I particularly insisted upon the latter clause--in the East. This
formula is applicable in any situation. I never should have gotten
through my Western experiences without it, and I advise you, my dear
Woman-who-goes-hunting-with-her-husband, to take a large stock of it made
up and ready for use. There is one other rule for your conduct, if you
want to be a success: think what you like, but unless it is pleasant,
_don't say it_.

Is it better to ride astride? I will not carry the battle ground into the
East, although even here I have my opinion; but in the West, in the
mountains, there can be no question that it is the _only way_. Here is an
example to illustrate: Two New York women, mother and daughter, took a
trip of some three hundred miles over the pathless Wind River Mountains.
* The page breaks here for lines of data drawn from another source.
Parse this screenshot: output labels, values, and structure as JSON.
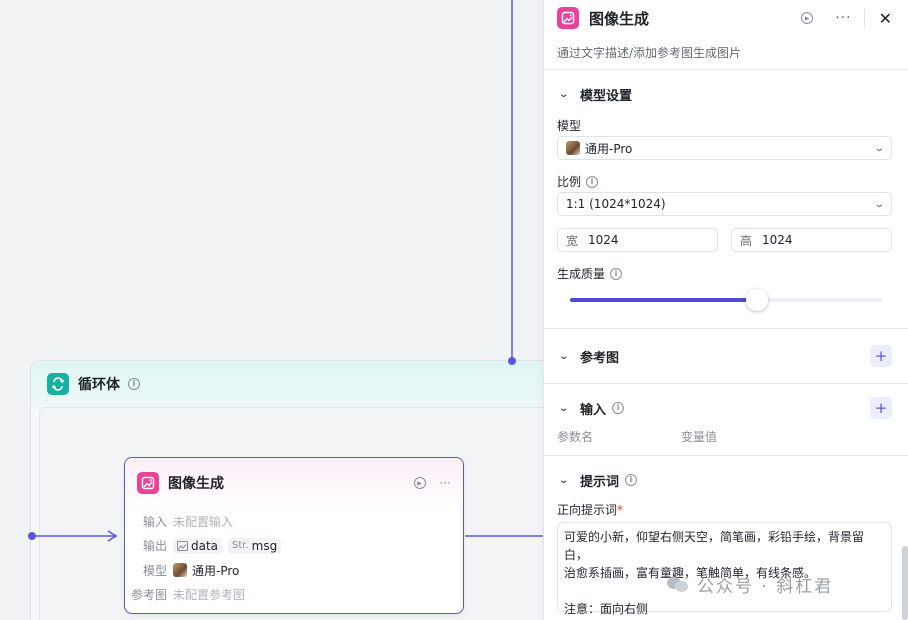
{
  "canvas": {
    "loop": {
      "title": "循环体"
    },
    "node": {
      "title": "图像生成",
      "rows": {
        "input_label": "输入",
        "input_value": "未配置输入",
        "output_label": "输出",
        "output_tags": [
          {
            "type_icon": "image-icon",
            "name": "data"
          },
          {
            "type_prefix": "Str.",
            "name": "msg"
          }
        ],
        "model_label": "模型",
        "model_value": "通用-Pro",
        "ref_label": "参考图",
        "ref_value": "未配置参考图"
      }
    }
  },
  "panel": {
    "title": "图像生成",
    "description": "通过文字描述/添加参考图生成图片",
    "model_settings": {
      "title": "模型设置",
      "model_label": "模型",
      "model_value": "通用-Pro",
      "ratio_label": "比例",
      "ratio_value": "1:1 (1024*1024)",
      "width_key": "宽",
      "width_value": "1024",
      "height_key": "高",
      "height_value": "1024",
      "quality_label": "生成质量",
      "quality_fraction": 0.6
    },
    "reference": {
      "title": "参考图"
    },
    "input": {
      "title": "输入",
      "col_param": "参数名",
      "col_var": "变量值"
    },
    "prompt": {
      "title": "提示词",
      "positive_label": "正向提示词",
      "required_mark": "*",
      "text_line1": "可爱的小新，仰望右侧天空，简笔画，彩铅手绘，背景留白，",
      "text_line2": "治愈系插画，富有童趣，笔触简单，有线条感。",
      "text_line3": "注意：面向右侧"
    }
  },
  "watermark": {
    "text": "公众号 · 斜杠君"
  },
  "colors": {
    "accent": "#5b56e0",
    "node_icon": "#e9429a",
    "loop_icon": "#16b1a0"
  }
}
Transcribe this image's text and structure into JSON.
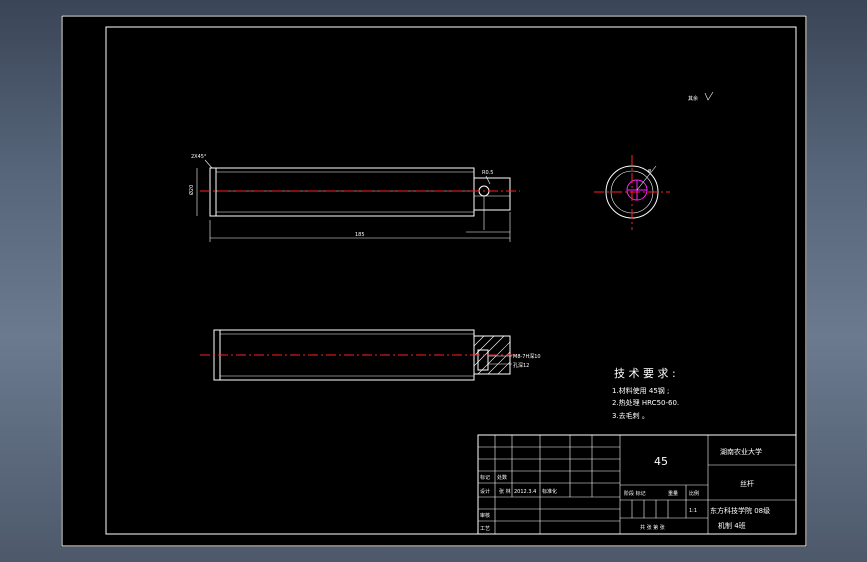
{
  "drawing": {
    "roughness_note": "其余",
    "chamfer": "2X45°",
    "diameter_dim": "Ø20",
    "length_dim": "185",
    "small_radius": "R0.5",
    "thread_note_1": "M8-7H深10",
    "thread_note_2": "孔深12"
  },
  "tech_requirements": {
    "title": "技 术 要 求 :",
    "items": [
      "1.材料使用 45钢 ;",
      "2.热处理 HRC50-60.",
      "3.去毛刺 。"
    ]
  },
  "title_block": {
    "material": "45",
    "university": "湖南农业大学",
    "part_name": "丝杆",
    "college_line1": "东方科技学院 08级",
    "college_line2": "机制 4班",
    "scale": "1:1",
    "label_mark": "标记",
    "label_count": "处数",
    "label_design": "设计",
    "label_name": "张 林",
    "label_date": "2012.3.4",
    "label_standard": "标准化",
    "label_review": "审核",
    "label_process": "工艺",
    "label_stage": "阶段 标记",
    "label_weight": "重量",
    "label_ratio": "比例",
    "label_sheets": "共 张  第 张"
  }
}
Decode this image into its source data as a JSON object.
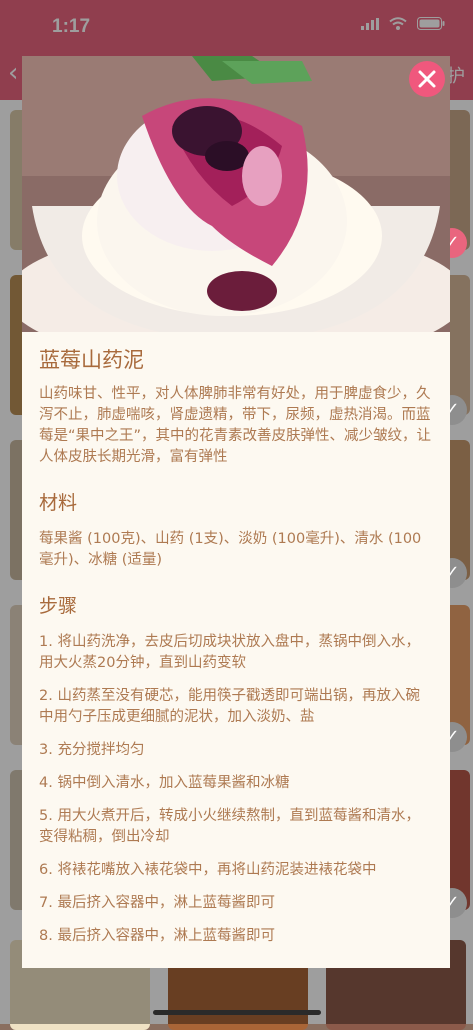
{
  "status": {
    "time": "1:17"
  },
  "navbar": {
    "back_icon": "chevron-left-icon",
    "right_text": "护"
  },
  "recipe": {
    "title": "蓝莓山药泥",
    "description": "山药味甘、性平，对人体脾肺非常有好处，用于脾虚食少，久泻不止，肺虚喘咳，肾虚遗精，带下，尿频，虚热消渴。而蓝莓是“果中之王”，其中的花青素改善皮肤弹性、减少皱纹，让人体皮肤长期光滑，富有弹性",
    "materials_heading": "材料",
    "materials": "莓果酱 (100克)、山药 (1支)、淡奶 (100毫升)、清水 (100毫升)、冰糖 (适量)",
    "steps_heading": "步骤",
    "steps": [
      "1. 将山药洗净，去皮后切成块状放入盘中，蒸锅中倒入水，用大火蒸20分钟，直到山药变软",
      "2. 山药蒸至没有硬芯，能用筷子戳透即可端出锅，再放入碗中用勺子压成更细腻的泥状，加入淡奶、盐",
      "3. 充分搅拌均匀",
      "4. 锅中倒入清水，加入蓝莓果酱和冰糖",
      "5. 用大火煮开后，转成小火继续熬制，直到蓝莓酱和清水，变得粘稠，倒出冷却",
      "6. 将裱花嘴放入裱花袋中，再将山药泥装进裱花袋中",
      "7. 最后挤入容器中，淋上蓝莓酱即可",
      "8. 最后挤入容器中，淋上蓝莓酱即可"
    ]
  },
  "colors": {
    "accent": "#e9657e",
    "close_button": "#f0587d",
    "text": "#ae7a52"
  },
  "icons": {
    "close": "close-icon",
    "check": "check-icon",
    "wifi": "wifi-icon",
    "battery": "battery-icon"
  }
}
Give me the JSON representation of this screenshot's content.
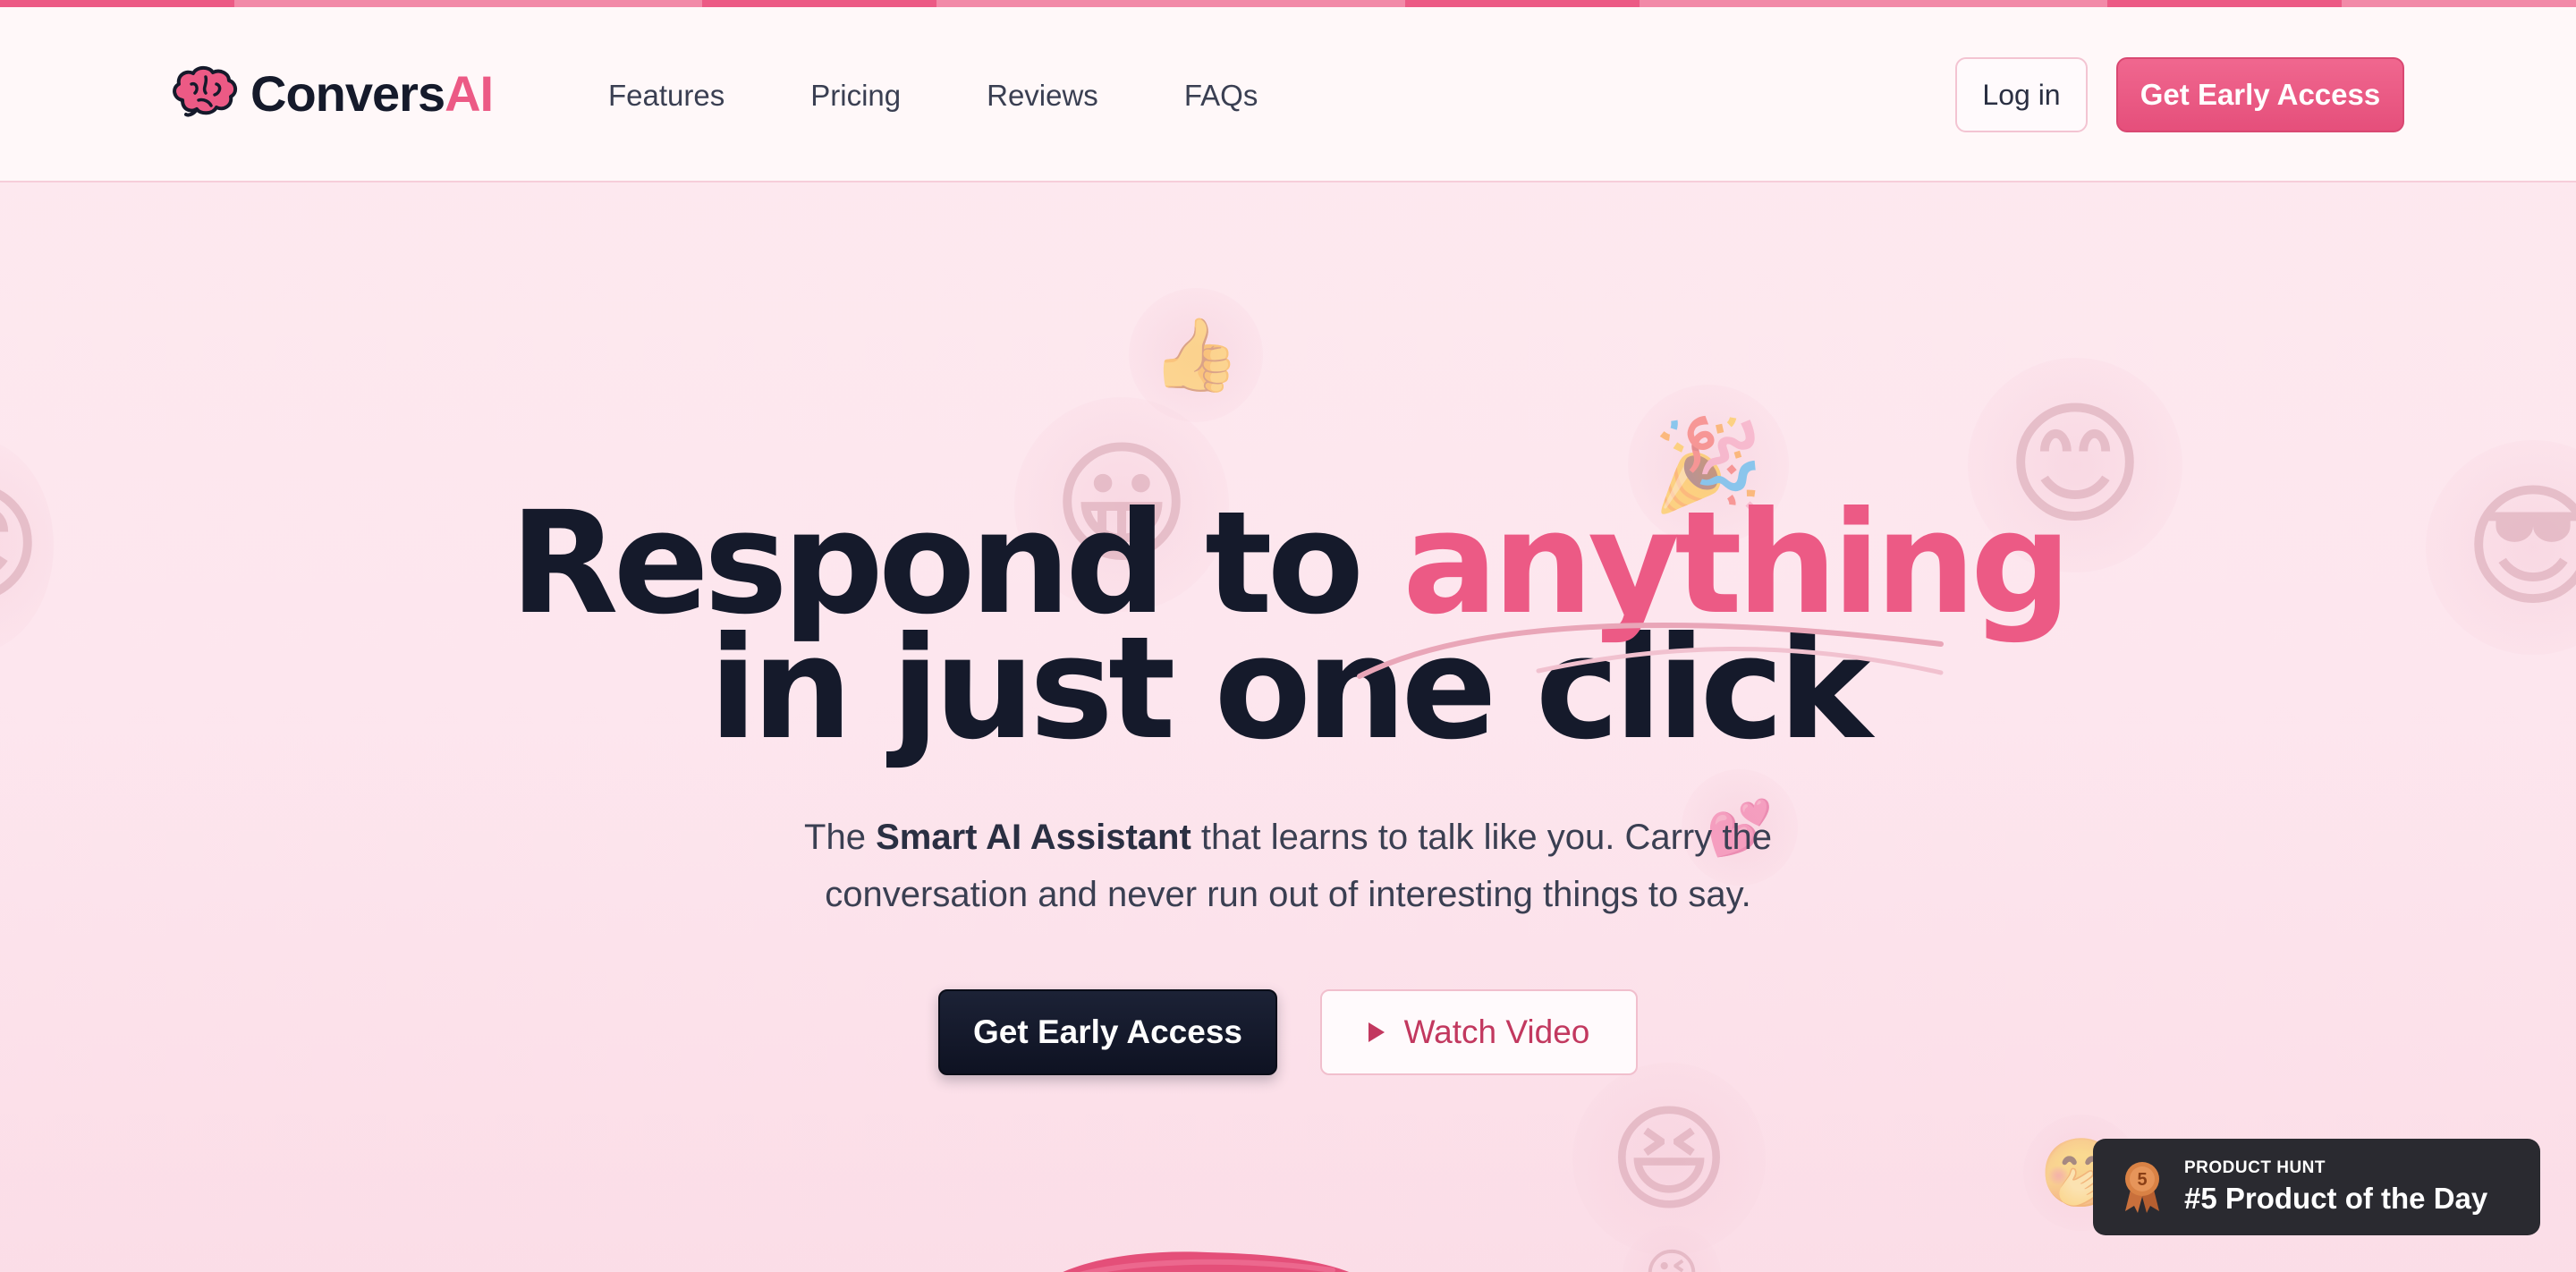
{
  "brand": {
    "name_part1": "Convers",
    "name_part2": "AI",
    "accent_color": "#ec5a85",
    "dark_color": "#151a2b"
  },
  "nav": {
    "items": [
      "Features",
      "Pricing",
      "Reviews",
      "FAQs"
    ]
  },
  "header": {
    "login_label": "Log in",
    "cta_label": "Get Early Access"
  },
  "hero": {
    "title_line1_before": "Respond to ",
    "title_line1_accent": "anything",
    "title_line2": "in just one click",
    "subtitle_before": "The ",
    "subtitle_bold": "Smart AI Assistant",
    "subtitle_line1_after": " that learns to talk like you. Carry the",
    "subtitle_line2": "conversation and never run out of interesting things to say.",
    "primary_cta": "Get Early Access",
    "secondary_cta": "Watch Video"
  },
  "product_hunt": {
    "kicker": "PRODUCT HUNT",
    "title": "#5 Product of the Day",
    "rank": "5"
  },
  "icons": {
    "logo": "brain-icon",
    "play": "play-icon",
    "medal": "medal-icon",
    "emoji": [
      "thumbs-up-icon",
      "grinning-face-icon",
      "party-popper-icon",
      "smiling-face-icon",
      "sunglasses-face-icon",
      "hearts-icon",
      "laughing-face-icon",
      "hand-over-mouth-icon",
      "kissing-face-icon"
    ]
  }
}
The mother rode astride, but the daughter preferred to exhibit her
Durland Academy accomplishment, and rode sidesaddle, according to the
fashion set by an artful queen to hide her deformity. The advantages of
health, youth and strength were all with the daughter; yet in every case
on that long march it was the daughter who gave out first and compelled
the pack train to halt while she and her horse rested. And the daughter
was obliged to change from one horse to another, while the same horse was
able to carry the mother, a slightly heavier woman, through the trip. And
the back of the horse which the daughter had ridden chiefly was in such a
condition from saddle galls that the animal, two months before a
magnificent creature, had to be shot.

I hear you say, "But that was an extreme case." Perhaps it was, but it
supports the verdict of the old mountaineers who refuse to let any horse
they prize be saddled with "those gol-darned woman fripperies."